The statement was released in Washington, where the IMF and World Bank are holding their annual meetings.
An International Monetary Fund Committee (IMFC) plenary session on October 18.
“Available fiscal space should be used to support demand as needed,” and monetary policy should aim to keep inflation approaching or stabilising around targets, the communique said.
The downbeat statement caps a week during which the IMF made a fifth-straight cut to its 2019 global growth forecast, projecting the weakest expansion since 2009. The fund’s chief economist, Gita Gopinath, earlier warned that “there is no room for policy mistakes and an urgent need for policymakers to co-operatively de-escalate trade and geopolitical tensions.”
“All tools can be applied — monetary policy where there is space for it” as well as fiscal measures and structural reforms when appropriate, IMF managing director Kristalina Georgieva said on Saturday at a press conference in Washington. Governments need to take these steps to stop or reverse the slowdown, she said.

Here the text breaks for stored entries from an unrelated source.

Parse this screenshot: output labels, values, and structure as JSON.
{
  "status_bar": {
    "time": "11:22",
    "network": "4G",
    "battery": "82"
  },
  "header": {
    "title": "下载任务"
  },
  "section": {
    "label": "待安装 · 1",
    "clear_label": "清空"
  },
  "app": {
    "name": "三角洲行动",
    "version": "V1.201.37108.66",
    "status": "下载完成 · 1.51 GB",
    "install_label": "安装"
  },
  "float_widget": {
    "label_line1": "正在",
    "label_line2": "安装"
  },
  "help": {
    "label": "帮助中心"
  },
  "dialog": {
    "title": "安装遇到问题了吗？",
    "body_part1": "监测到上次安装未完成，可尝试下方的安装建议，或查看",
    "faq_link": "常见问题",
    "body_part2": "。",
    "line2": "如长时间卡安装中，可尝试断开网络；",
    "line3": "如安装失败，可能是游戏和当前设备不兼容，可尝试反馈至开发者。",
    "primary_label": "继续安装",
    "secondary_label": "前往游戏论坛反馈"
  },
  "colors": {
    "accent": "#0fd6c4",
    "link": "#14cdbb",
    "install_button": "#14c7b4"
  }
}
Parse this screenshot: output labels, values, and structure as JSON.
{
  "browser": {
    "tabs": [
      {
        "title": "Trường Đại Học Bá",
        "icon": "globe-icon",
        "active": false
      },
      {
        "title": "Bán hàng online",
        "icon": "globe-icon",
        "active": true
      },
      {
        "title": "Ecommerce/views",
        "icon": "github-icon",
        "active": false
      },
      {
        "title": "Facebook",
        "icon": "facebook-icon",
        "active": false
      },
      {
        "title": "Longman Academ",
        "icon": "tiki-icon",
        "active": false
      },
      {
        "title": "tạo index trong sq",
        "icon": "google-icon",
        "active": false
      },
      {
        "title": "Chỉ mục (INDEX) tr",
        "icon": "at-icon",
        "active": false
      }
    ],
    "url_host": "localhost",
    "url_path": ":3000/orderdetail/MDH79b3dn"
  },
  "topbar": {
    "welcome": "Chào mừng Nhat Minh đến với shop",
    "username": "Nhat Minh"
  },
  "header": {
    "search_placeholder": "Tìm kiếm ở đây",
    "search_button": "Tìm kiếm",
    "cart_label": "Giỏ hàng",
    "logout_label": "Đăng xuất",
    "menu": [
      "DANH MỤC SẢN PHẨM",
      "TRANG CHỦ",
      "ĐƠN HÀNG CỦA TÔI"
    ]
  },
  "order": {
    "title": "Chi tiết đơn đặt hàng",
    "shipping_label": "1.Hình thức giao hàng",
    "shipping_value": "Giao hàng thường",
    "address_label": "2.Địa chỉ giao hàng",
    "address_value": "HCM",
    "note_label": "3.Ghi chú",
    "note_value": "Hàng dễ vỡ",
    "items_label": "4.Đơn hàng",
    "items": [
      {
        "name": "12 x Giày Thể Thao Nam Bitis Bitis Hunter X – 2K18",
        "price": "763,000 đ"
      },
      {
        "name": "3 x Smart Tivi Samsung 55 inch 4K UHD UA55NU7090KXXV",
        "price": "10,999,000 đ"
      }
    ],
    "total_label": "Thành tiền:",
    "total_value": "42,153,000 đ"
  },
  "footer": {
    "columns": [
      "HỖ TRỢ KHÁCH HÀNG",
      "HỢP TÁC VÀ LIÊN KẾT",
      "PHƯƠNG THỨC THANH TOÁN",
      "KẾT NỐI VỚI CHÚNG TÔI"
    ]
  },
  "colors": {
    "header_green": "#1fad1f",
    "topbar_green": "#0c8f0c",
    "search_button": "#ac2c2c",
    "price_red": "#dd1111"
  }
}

Global finance leaders met against a backdrop of slowing growth in the world’s major economies and central banks grappling with limited room to support expansion.
In the US, the Federal Reserve has reversed some of its tightening to insure against downside risks, though consumer spending has largely held up amid weakness in manufacturing and business investment. China said on Friday that economic growth decelerated to the weakest pace since the early 1990s, yet it may be starting to stabilise as fiscal stimulus works its way through the economy.
For the euro area, policymakers don’t expect to go beyond the interest-rate cuts and quantitative easing pushed through by European Central Bank President Mario Draghi in September unless the economy is hit by shocks such as escalating trade tensions or a no-deal Brexit, according to regional officials.
While the US and China have touted progress toward a trade agreement that leaders Donald Trump and Xi Jinping would sign next month, the situation remains uncertain and there’s no indication that the nations are preparing to roll back tariffs implemented over the past two years.
The IMFC statement repeated language from the prior statement in April saying that “we recognise the need to resolve trade tensions.”
But the latest missive added a line saying that a “strong international trading system with well-enforced rules addressing current and future challenges would support global growth.”